There are examples of good practice, and these should be replicated. One example of how improving patient safety reduces claimant costs is Bristol Southmead Hospital. They implemented a training programme in 2000 to reduce avoidable harm. This resulted in a 50% reduction in babies born starved of oxygen and a 70% reduction in babies born with a paralysed arm. If the training was implemented nationally, over 100 severe birth injuries would be prevented each year, not only would this improve patient safety, but it would reduce £64 million pounds per year in NHS claims alone.
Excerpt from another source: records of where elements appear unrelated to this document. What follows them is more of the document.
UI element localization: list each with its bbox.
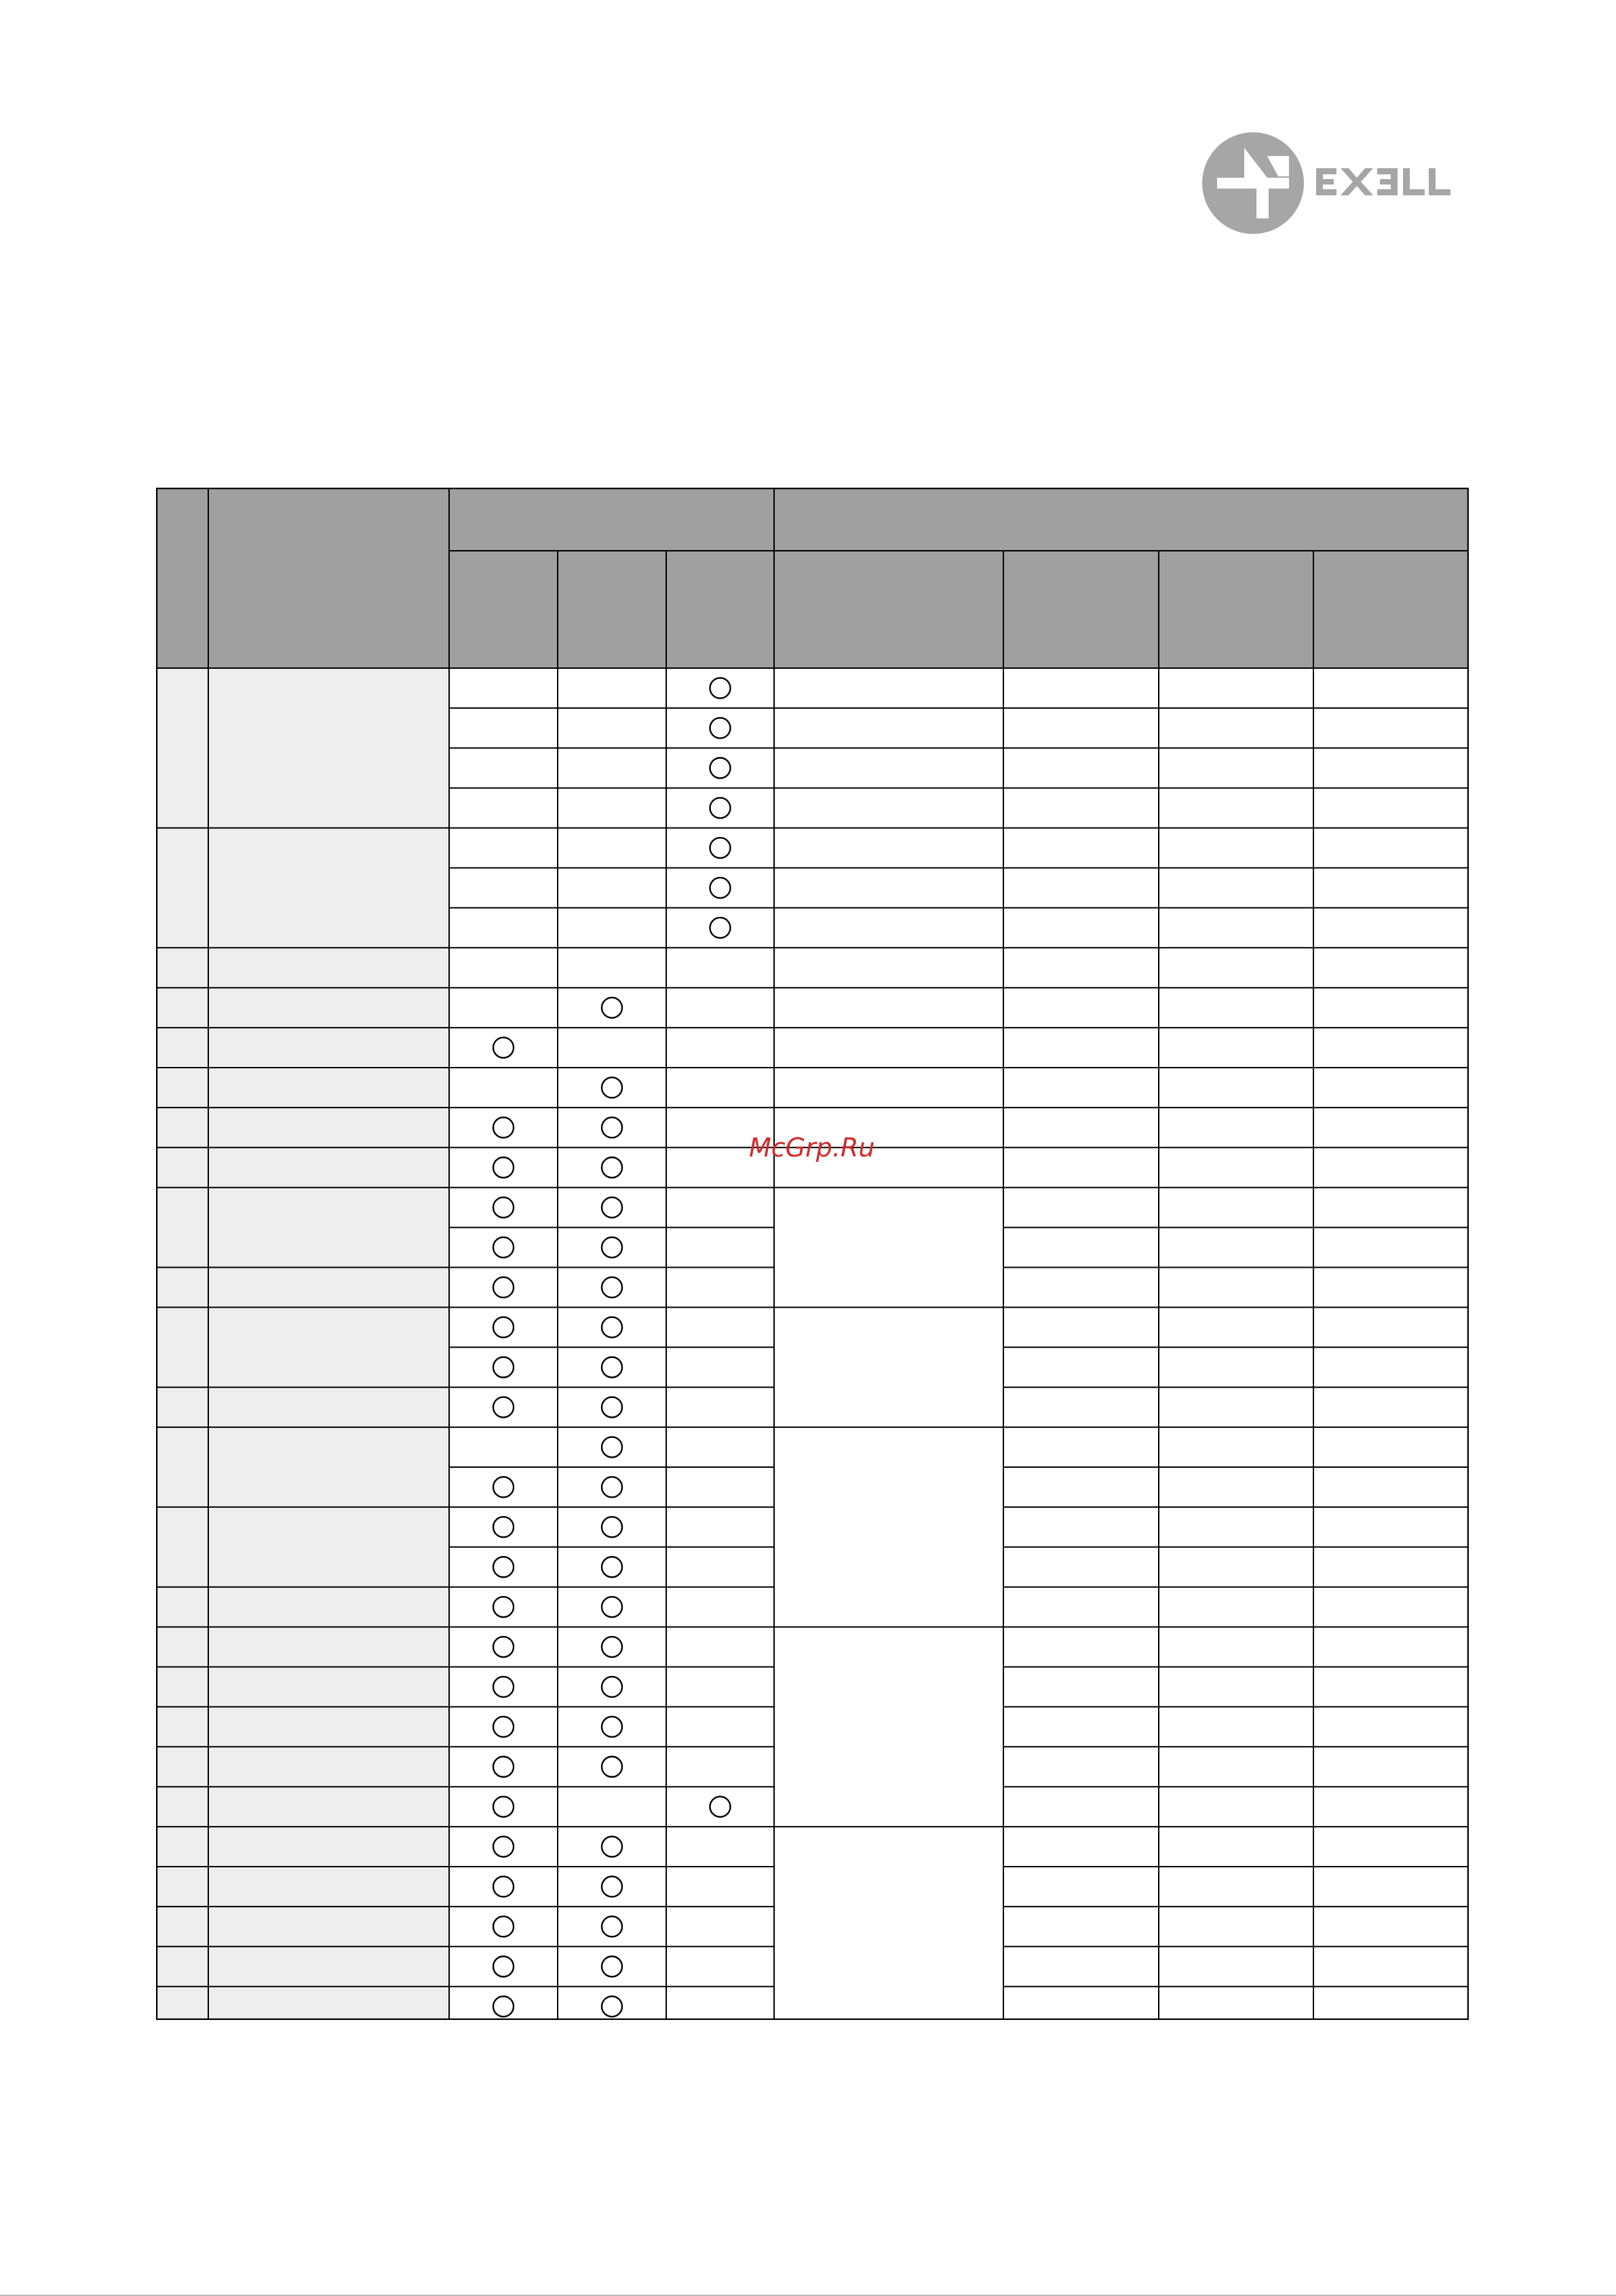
table-header <box>156 488 1469 668</box>
circle-mark <box>602 1956 622 1977</box>
circle-mark <box>493 1237 514 1258</box>
circle-mark <box>493 1637 514 1657</box>
exell-bolt-logo-icon <box>1202 129 1474 244</box>
circle-mark <box>493 1677 514 1697</box>
circle-mark <box>493 1757 514 1777</box>
circle-mark <box>493 1038 514 1058</box>
watermark-text: McGrp.Ru <box>749 1133 875 1163</box>
circle-mark <box>602 1477 622 1497</box>
data-table <box>156 488 1469 2020</box>
circle-mark <box>602 1437 622 1458</box>
circle-mark <box>602 1197 622 1218</box>
circle-mark <box>602 1637 622 1657</box>
circle-mark <box>493 1837 514 1857</box>
circle-mark <box>493 1397 514 1418</box>
circle-mark <box>710 798 731 818</box>
circle-mark <box>602 998 622 1018</box>
circle-mark <box>493 1517 514 1537</box>
circle-mark <box>493 1157 514 1178</box>
circle-mark <box>710 918 731 938</box>
circle-mark <box>493 1357 514 1378</box>
circle-mark <box>710 758 731 778</box>
circle-mark <box>493 1277 514 1298</box>
circle-mark <box>710 878 731 898</box>
circle-mark <box>493 1117 514 1137</box>
circle-mark <box>602 1357 622 1378</box>
circle-mark <box>602 1317 622 1338</box>
circle-mark <box>493 1197 514 1218</box>
circle-mark <box>602 1916 622 1937</box>
circle-mark <box>710 678 731 698</box>
number-column <box>156 668 208 2020</box>
circle-mark <box>493 1956 514 1977</box>
label-column <box>208 668 449 2020</box>
circle-mark <box>493 1717 514 1737</box>
circle-mark <box>493 1876 514 1896</box>
circle-mark <box>602 1117 622 1137</box>
circle-mark <box>602 1077 622 1097</box>
brand-logo <box>1202 129 1474 244</box>
circle-mark <box>602 1677 622 1697</box>
circle-mark <box>602 1157 622 1178</box>
circle-mark <box>710 718 731 738</box>
circle-mark <box>602 1237 622 1258</box>
circle-mark <box>602 1837 622 1857</box>
circle-mark <box>602 1757 622 1777</box>
circle-mark <box>602 1597 622 1617</box>
circle-mark <box>493 1797 514 1817</box>
circle-mark <box>493 1916 514 1937</box>
circle-mark <box>602 1517 622 1537</box>
circle-mark <box>602 1397 622 1418</box>
circle-mark <box>710 838 731 858</box>
circle-mark <box>602 1996 622 2017</box>
data-table-grid <box>156 488 1469 2020</box>
circle-mark <box>602 1717 622 1737</box>
circle-mark <box>493 1557 514 1577</box>
circle-mark <box>602 1876 622 1896</box>
circle-mark <box>493 1996 514 2017</box>
circle-mark <box>493 1317 514 1338</box>
circle-mark <box>493 1597 514 1617</box>
circle-mark <box>493 1477 514 1497</box>
circle-mark <box>710 1797 731 1817</box>
circle-mark <box>602 1277 622 1298</box>
circle-mark <box>602 1557 622 1577</box>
If similar reductions in harm at birth were made across England there would be NHS savings in maternity claims alone of £2.8billion in a decade. These figures also do not include the lifelong costs to the NHS of caring for these severely harmed children.
The fragmentation of the NHS does not assist organisational learning and that this represents a lost opportunity for learning and change to be made, implemented and replicated across the NHS with much greater impact.
 The costs of the current litigation by way of compensation and Claimant’s legal costs have, been reducing as evidenced by the NHS Resolution Annual Reports in 2020 and 2021.
 The statement is not shown to the trial judge until the question of costs arises.
 Such an inequality of arms is already acutely apparent in inquests where the removal of Legal Aid means that families often turn up alone, without representation and are faced with a panel of lawyers representing the interests of the clinicians involved.